Он бежал от себя. Из Булонского леса, от убитой пятью часами до этого леса девушки, от любви, которую хотел теперь забыть, но не мог…
Бармен этого парижского бара наливал ему со спокойной душой, не тревожась сомнениями. Он понимал, что за каждую порцию оплачено будет как за три. Тот, что сидел напротив него уже больше часа, нем и безлик из-за своих черных очков. Он был никакой, – можно было бы сказать, – если бы это подходило для определения. Просто мужчина в хорошем темном костюме, подошедший к экватору жизни. Положив на стойку руки, он играл браслетом на запястье и чертил взглядом иероглифы на зеркальной витрине с напитками.
До сегодняшнего дня он побывал в баре трижды. Предпочитал всегда виски и никогда – много виски. Немногословный, этим вечером он и вовсе не издал ни звука. Даже налить просил кивками. И пил сокрушенно, как яд, вяло и безжизненно. Третью за последние семьдесят минут порцию осторожно, словно опасаясь глотнуть лишнего, чуть трогал губами, – и бармен чувствовал, что делает это он потому только, что сидеть просто так за стойкой и гладить взглядом бутылки считает невозможным. По его лицу бегали разноцветные тени, в зале было довольно шумно, гремела музыка и крутились под потолком шары, оклеенные сотнями осколков битого зеркала. Иногда приходили в движение разноцветные лампы под потолком, и тогда черный пиджак мужчины окрашивался в фиолетовый, розовый, зеленый цвета. Дважды к нему приближались девушки и удалялись, не получив в ответ ни слова.

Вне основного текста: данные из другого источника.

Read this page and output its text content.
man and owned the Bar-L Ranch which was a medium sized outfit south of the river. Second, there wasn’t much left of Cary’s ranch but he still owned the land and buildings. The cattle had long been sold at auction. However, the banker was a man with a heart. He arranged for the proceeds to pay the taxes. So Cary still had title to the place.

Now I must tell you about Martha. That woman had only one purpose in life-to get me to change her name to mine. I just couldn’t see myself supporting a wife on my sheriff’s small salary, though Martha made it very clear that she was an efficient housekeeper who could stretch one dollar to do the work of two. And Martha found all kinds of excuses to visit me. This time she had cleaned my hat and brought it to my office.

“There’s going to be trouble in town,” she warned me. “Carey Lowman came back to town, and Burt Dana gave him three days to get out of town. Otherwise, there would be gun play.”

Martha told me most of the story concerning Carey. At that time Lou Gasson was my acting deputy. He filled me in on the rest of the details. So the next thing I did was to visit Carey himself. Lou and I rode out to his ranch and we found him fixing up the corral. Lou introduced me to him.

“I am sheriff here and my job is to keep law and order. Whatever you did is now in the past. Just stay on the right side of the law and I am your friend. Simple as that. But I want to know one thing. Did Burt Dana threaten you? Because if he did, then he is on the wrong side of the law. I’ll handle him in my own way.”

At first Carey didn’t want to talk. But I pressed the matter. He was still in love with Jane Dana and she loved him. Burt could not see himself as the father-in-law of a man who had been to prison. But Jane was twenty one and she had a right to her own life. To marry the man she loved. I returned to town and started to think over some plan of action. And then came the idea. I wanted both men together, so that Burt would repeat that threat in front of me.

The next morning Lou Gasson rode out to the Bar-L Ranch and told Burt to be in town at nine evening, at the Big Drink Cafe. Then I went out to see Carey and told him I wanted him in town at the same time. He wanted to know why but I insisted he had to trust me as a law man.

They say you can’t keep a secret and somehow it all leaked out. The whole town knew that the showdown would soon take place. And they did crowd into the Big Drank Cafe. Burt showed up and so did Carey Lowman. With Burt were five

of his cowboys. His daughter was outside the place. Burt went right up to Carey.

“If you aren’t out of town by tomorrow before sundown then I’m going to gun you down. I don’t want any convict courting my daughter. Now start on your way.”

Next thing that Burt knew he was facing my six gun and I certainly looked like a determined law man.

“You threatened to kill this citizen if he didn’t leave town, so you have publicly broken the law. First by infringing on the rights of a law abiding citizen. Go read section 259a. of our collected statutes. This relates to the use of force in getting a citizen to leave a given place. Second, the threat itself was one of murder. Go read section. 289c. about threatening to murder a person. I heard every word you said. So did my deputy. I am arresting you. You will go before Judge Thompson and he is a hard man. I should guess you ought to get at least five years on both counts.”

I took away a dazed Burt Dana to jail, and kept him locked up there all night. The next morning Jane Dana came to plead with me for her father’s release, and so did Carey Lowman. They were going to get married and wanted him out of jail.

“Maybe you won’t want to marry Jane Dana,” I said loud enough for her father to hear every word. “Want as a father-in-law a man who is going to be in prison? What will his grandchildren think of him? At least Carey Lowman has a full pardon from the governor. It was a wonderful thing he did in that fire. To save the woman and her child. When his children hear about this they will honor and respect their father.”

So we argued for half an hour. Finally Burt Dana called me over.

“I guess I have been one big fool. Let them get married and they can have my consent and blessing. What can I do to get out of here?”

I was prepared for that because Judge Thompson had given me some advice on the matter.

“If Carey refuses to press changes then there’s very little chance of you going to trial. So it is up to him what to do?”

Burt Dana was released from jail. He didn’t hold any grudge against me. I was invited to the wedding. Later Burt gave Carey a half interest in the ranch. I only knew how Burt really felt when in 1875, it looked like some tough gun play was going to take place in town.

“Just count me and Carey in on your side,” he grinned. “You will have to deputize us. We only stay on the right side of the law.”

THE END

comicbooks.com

Два чувства: терпение, граничащее с равнодушием, и еще стоическое безразличие появлялись на его лице, когда музыка стихала и зал больно для глаз вспыхивал своим обычным освещением. Еще ни разу резкая вспышка не застала мужчину наедине с его обнаженными чувствами. Он жил внутри себя, и только внимательный наблюдатель мог разглядеть в глазах его, как сцепились в страшной схватке живущие в нем ангелы и демоны. Бой начался давно, и бармену казалось, что если отвлечься от музыки и прислушаться к звукам в глазах этого человека, то различить можно и стон, и со свистом режущие воздух удары мечами. Обесчещенные ангелы со срубленными крыльями, стоящие на коленях в груде малиновых перьев и молящие добить их, – хохочущие, истекающие кровью и сами едва не отдающие сатане душу демоны над их склоненными головами, – хруст тел под мечами и последние вздохи отходящих на небо душ, – если прислушаться и отвлечься от музыки, все это можно было услышать в глазах мужчины.
Но потом вдруг его глаза оживали, и в них появлялась открытая детскость. Эта невинная глупость, осчастливленная простым и однозначным пониманием сложно устроенных вещей. Колесо катится, потому что круглое. И жила эта детскость в сияющих восторгом карих глазах его до той поры, пока не сменяла ее наглая непринужденность. И тогда слегка изогнутым взглядом его можно было резать стаканы вдоль и поперек. И вдруг все исчезало. Влажнели веки – на мгновение, неожиданно для него самого, верно, едва уловимо, словно давая толчок не пережитому ранее чувству, – и тогда дрожала на ресницах мужчины вызывающая порядочность. И подходили проститутки, когда чувствовали скрип стаканов под издевательским взглядом его, и уходили без сомнений, когда приходило на смену взгляду этому новое.
Поиграв браслетом, он посмотрел на часы и, обнаружив, что стакан пуст, предложил бармену его наполнить. И еще раз потребовалось ему показать пальцем на стакан, чтобы бармен сообразил – до краев. В четвертый раз он выпил разом и, внимательно посмотрев по сторонам, вынул из кармана деньги. Бармен посмотрел ему в глаза и не обнаружил в них ничего. То же равнодушие, что и прежде. Соскользнув с высокого стула, мужчина покинул бар. Париж принял его и растворил среди своих улиц.